Russellbrandshair · 16/01/2020 09:12

Eh, as long as I get a thank you it doesnt really matter to me the way it’s presented. If you have 200 guests I understand why it might be too much to hand write every card individually.
I think it’s a bit petty to worry about this, sorry op

WhatAGreatDay · 16/01/2020 09:15

Of course it's a tick-box exercise and a chore. People do it, because it's a social convention and people don't want others to think badly of them.

Zezet · 16/01/2020 09:21

I don't really expect any thank you cards after weddings (or other gifts, like births) these days, so I wouldn't mind getting a printed one - but I would consider it much nicer, and very different, to receive a handwritten note, or a pre-printed note that has something added to it by hand.

I agree it's a shame we're no longer doing handwritten thankyous as a matter of routine though!

HelloYouTwo · 16/01/2020 09:30

There’s a scale really isn’t there from beautiful hand written personal thank you dispatched within 2 days of the gift being given and ... no thank you at all.

I’d rather have an acknowledgement than nothing. They have at least thought about need to thank people.

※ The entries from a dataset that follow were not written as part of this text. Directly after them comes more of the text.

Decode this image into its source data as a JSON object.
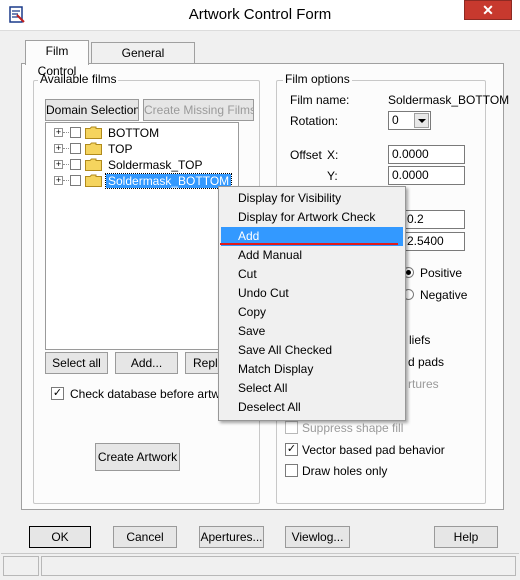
{
  "window": {
    "title": "Artwork Control Form",
    "close_label": "✕"
  },
  "tabs": [
    {
      "label": "Film Control"
    },
    {
      "label": "General Parameters"
    }
  ],
  "available_films": {
    "legend": "Available films",
    "domain_selection": "Domain Selection",
    "create_missing": "Create Missing Films",
    "films": [
      {
        "name": "BOTTOM"
      },
      {
        "name": "TOP"
      },
      {
        "name": "Soldermask_TOP"
      },
      {
        "name": "Soldermask_BOTTOM"
      }
    ],
    "select_all": "Select all",
    "add": "Add...",
    "replace": "Repl",
    "check_db_label": "Check database before artwork",
    "check_db_checked": "✓",
    "create_artwork": "Create Artwork"
  },
  "film_options": {
    "legend": "Film options",
    "film_name_label": "Film name:",
    "film_name_value": "Soldermask_BOTTOM",
    "rotation_label": "Rotation:",
    "rotation_value": "0",
    "offset_label": "Offset",
    "x_label": "X:",
    "x_value": "0.0000",
    "y_label": "Y:",
    "y_value": "0.0000",
    "field3_value": "0.2",
    "field4_value": "2.5400",
    "positive_label": "Positive",
    "negative_label": "Negative",
    "reliefs_tail": "liefs",
    "pads_tail": "d pads",
    "apertures_tail": "rtures",
    "suppress_shape_fill": "Suppress shape fill",
    "vector_pad": "Vector based pad behavior",
    "vector_pad_checked": "✓",
    "draw_holes_only": "Draw holes only"
  },
  "context_menu": {
    "items": [
      {
        "label": "Display for Visibility"
      },
      {
        "label": "Display for Artwork Check"
      },
      {
        "label": "Add"
      },
      {
        "label": "Add Manual"
      },
      {
        "label": "Cut"
      },
      {
        "label": "Undo Cut"
      },
      {
        "label": "Copy"
      },
      {
        "label": "Save"
      },
      {
        "label": "Save All Checked"
      },
      {
        "label": "Match Display"
      },
      {
        "label": "Select All"
      },
      {
        "label": "Deselect All"
      }
    ],
    "highlight_color": "#3399ff",
    "underline_color": "#e01b1b"
  },
  "footer": {
    "ok": "OK",
    "cancel": "Cancel",
    "apertures": "Apertures...",
    "viewlog": "Viewlog...",
    "help": "Help"
  }
}
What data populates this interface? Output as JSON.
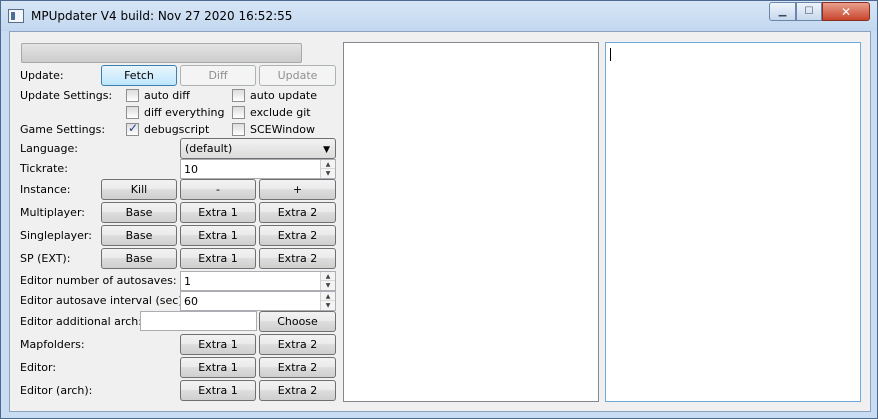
{
  "window": {
    "title": "MPUpdater V4 build: Nov 27 2020 16:52:55"
  },
  "progress": {
    "value": 0
  },
  "update": {
    "label": "Update:",
    "fetch": "Fetch",
    "diff": "Diff",
    "update": "Update"
  },
  "update_settings": {
    "label": "Update Settings:",
    "auto_diff": "auto diff",
    "auto_update": "auto update",
    "diff_everything": "diff everything",
    "exclude_git": "exclude git"
  },
  "game_settings": {
    "label": "Game Settings:",
    "debugscript": "debugscript",
    "scewindow": "SCEWindow",
    "debugscript_checked": true
  },
  "language": {
    "label": "Language:",
    "value": "(default)"
  },
  "tickrate": {
    "label": "Tickrate:",
    "value": "10"
  },
  "instance": {
    "label": "Instance:",
    "kill": "Kill",
    "minus": "-",
    "plus": "+"
  },
  "multiplayer": {
    "label": "Multiplayer:",
    "base": "Base",
    "extra1": "Extra 1",
    "extra2": "Extra 2"
  },
  "singleplayer": {
    "label": "Singleplayer:",
    "base": "Base",
    "extra1": "Extra 1",
    "extra2": "Extra 2"
  },
  "sp_ext": {
    "label": "SP (EXT):",
    "base": "Base",
    "extra1": "Extra 1",
    "extra2": "Extra 2"
  },
  "editor_autosaves": {
    "label": "Editor number of autosaves:",
    "value": "1"
  },
  "editor_interval": {
    "label": "Editor autosave interval (sec):",
    "value": "60"
  },
  "editor_arch": {
    "label": "Editor additional arch:",
    "value": "",
    "choose": "Choose"
  },
  "mapfolders": {
    "label": "Mapfolders:",
    "extra1": "Extra 1",
    "extra2": "Extra 2"
  },
  "editor": {
    "label": "Editor:",
    "extra1": "Extra 1",
    "extra2": "Extra 2"
  },
  "editor_archrow": {
    "label": "Editor (arch):",
    "extra1": "Extra 1",
    "extra2": "Extra 2"
  }
}
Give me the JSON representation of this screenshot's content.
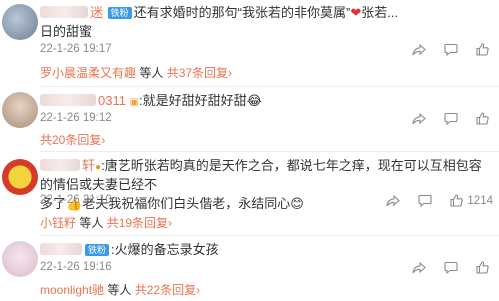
{
  "comments": [
    {
      "username_suffix": "迷",
      "badge": "铁粉",
      "text": "还有求婚时的那句“我张若的非你莫属”",
      "text2": "张若...",
      "line2": "日的甜蜜",
      "date": "22-1-26 19:17",
      "like_count": "",
      "reply_user": "罗小晨温柔又有趣",
      "reply_mid": " 等人 ",
      "reply_count": "共37条回复",
      "reply_arrow": "›"
    },
    {
      "username_suffix": "0311",
      "text": "就是好甜好甜好甜",
      "date": "22-1-26 19:12",
      "like_count": "",
      "reply_count": "共20条回复",
      "reply_arrow": "›"
    },
    {
      "username_suffix": "轩",
      "text": "唐艺昕张若昀真的是天作之合，都说七年之痒，现在可以互相包容的情侣或夫妻已经不",
      "line2_pre": "多了",
      "line2": "老夫我祝福你们白头偕老，永结同心",
      "date": "22-1-26 21:10",
      "like_count": "1214",
      "reply_user": "小钰籽",
      "reply_mid": " 等人 ",
      "reply_count": "共19条回复",
      "reply_arrow": "›"
    },
    {
      "username_suffix": "",
      "badge": "铁粉",
      "text": "火爆的备忘录女孩",
      "date": "22-1-26 19:16",
      "like_count": "",
      "reply_user": "moonlight驰",
      "reply_mid": " 等人 ",
      "reply_count": "共22条回复",
      "reply_arrow": "›"
    }
  ],
  "icons": {
    "reply": "reply-icon",
    "share": "share-icon",
    "like": "thumbs-up-icon"
  },
  "colors": {
    "accent": "#eb7350",
    "meta": "#8a8a8a",
    "badge": "#3a9ae8"
  }
}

I used to make my ds write thank yous for Xmas and birthday presents but it became such an awful chore it took the joy out of the gifts. Now he designs and prints his own cards online using a company that posts them out too so we only had to put the address in once. If anyone thinks they are generic that’s their problem as he has still put in the effort to make sure they know he got the gift and likes it.

MontStMichel · 16/01/2020 10:39

DS got married in July. We are still getting elderly relatives complaining to us, they have not had a thank you for the wedding present! He is 32 - we’ve told him to say thank you, but we cannot make him!

A generic thank you card would have been better than nothing, from our POV! At least, we would not get moaned at!